VIENE DA DOMANDARSI perché i sauditi abbiano preso di mira Hodeida soltanto adesso: che fosse un nodo cruciale era ovvio, ne erano a conoscenza gli ottomani che occuparono la città a metà Ottocento. E lo sapevano i sovietici che, dopo aver firmato il trattato di amicizia con lo Yemen nel 1928, esportavano merci in Yemen attraverso un ufficio commerciale nel porto di Hodeida: mandavano farina, zucchero e persino caviale per gli alti dignitari della corte dell’Imam, mentre dallo Yemen importavano prodotti petroliferi, cereali, sapone e amido. Quella stessa missione commerciale organizzava le partite di calcio tra la popolazione locale e le squadre dell’equipaggio della nave sovietica Turkman ancorata in porto. Attività che misero in allarme gli inglesi, timorosi del diffondersi dell’ideologia comunista.

SONO OLTRE TRE ANNI che i sauditi hanno scatenato l’inferno sullo Yemen. Perché non hanno preso di mira Hodeida fin da subito? Forse non lo sapevano: gli studenti sauditi passano più tempo sui trattati teologici wahabbiti che sui libri di storia. Saranno stati i servizi di intelligence occidentali a dirglielo: a fianco dei sauditi ci sono i militari americani e di diversi paesi europei come il Regno unito e la Francia, per i quali il principe ereditario saudita Mohammad bin Salman rappresenta uno dei clienti migliori.

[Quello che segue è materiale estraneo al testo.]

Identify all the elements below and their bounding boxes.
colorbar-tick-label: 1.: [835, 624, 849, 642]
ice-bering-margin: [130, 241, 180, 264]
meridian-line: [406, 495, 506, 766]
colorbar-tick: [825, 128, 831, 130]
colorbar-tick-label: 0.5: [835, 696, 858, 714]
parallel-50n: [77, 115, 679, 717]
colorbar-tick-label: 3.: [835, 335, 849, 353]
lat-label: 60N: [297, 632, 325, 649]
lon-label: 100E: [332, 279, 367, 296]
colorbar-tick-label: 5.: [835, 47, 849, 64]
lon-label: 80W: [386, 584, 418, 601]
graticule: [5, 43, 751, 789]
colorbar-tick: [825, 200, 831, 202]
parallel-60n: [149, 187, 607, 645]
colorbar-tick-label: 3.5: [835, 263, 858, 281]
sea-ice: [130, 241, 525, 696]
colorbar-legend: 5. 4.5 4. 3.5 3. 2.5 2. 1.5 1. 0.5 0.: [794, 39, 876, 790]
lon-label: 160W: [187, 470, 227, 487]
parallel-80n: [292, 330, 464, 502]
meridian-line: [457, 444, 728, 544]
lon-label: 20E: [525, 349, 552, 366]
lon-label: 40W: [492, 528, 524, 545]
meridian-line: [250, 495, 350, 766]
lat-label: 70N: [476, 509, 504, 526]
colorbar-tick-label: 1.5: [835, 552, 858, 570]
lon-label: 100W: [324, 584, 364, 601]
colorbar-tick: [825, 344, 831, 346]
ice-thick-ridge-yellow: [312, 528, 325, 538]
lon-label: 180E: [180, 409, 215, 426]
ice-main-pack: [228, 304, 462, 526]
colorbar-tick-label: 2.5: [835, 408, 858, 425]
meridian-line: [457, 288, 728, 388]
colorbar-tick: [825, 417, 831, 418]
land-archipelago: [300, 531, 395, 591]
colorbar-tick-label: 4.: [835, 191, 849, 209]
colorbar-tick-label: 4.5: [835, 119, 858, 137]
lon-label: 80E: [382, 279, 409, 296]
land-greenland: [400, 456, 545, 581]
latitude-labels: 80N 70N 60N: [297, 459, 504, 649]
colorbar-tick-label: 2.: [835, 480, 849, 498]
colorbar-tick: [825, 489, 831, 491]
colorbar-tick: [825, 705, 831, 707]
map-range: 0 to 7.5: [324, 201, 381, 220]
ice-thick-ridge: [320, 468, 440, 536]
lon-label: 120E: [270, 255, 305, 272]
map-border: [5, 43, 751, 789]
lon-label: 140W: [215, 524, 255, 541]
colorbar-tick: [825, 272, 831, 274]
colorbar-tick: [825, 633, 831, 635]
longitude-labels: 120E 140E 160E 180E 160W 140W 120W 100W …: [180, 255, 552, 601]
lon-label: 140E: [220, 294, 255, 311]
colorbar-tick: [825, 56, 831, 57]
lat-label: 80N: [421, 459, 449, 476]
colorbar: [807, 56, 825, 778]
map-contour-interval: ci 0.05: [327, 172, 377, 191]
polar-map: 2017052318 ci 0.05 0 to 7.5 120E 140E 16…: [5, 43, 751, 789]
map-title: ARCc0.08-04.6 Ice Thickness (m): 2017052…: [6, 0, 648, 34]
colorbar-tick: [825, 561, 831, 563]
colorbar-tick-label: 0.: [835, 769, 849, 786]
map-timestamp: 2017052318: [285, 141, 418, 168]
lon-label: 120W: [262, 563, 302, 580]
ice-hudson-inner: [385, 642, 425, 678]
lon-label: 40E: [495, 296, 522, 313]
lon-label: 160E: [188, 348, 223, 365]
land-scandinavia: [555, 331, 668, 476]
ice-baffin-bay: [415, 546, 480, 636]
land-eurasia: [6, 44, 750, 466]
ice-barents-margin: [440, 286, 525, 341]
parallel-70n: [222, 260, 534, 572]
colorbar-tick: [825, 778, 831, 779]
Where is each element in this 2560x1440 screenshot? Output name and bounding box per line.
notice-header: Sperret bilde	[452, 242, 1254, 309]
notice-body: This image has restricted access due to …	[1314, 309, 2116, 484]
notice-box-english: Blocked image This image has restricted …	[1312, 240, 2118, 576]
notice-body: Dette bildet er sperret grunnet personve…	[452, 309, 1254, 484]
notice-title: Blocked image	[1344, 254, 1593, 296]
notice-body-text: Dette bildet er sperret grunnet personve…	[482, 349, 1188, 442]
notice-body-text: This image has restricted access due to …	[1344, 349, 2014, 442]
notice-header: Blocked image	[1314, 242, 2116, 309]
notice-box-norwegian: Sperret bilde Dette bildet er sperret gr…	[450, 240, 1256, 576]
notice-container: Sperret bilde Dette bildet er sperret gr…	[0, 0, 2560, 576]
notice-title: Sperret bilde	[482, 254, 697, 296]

Purtroppo, il principe è anche un partner per le Nazioni unite, che non hanno autorizzato questa guerra ma non hanno la volontà politica di fermare l’aggressione dei sauditi, i cui petrodollari servono a pagare i salari dei dipendenti dell’Onu Ma se non vogliamo ulteriori rifugiati in Europa, dobbiamo impedire ai sauditi di seminare distruzione.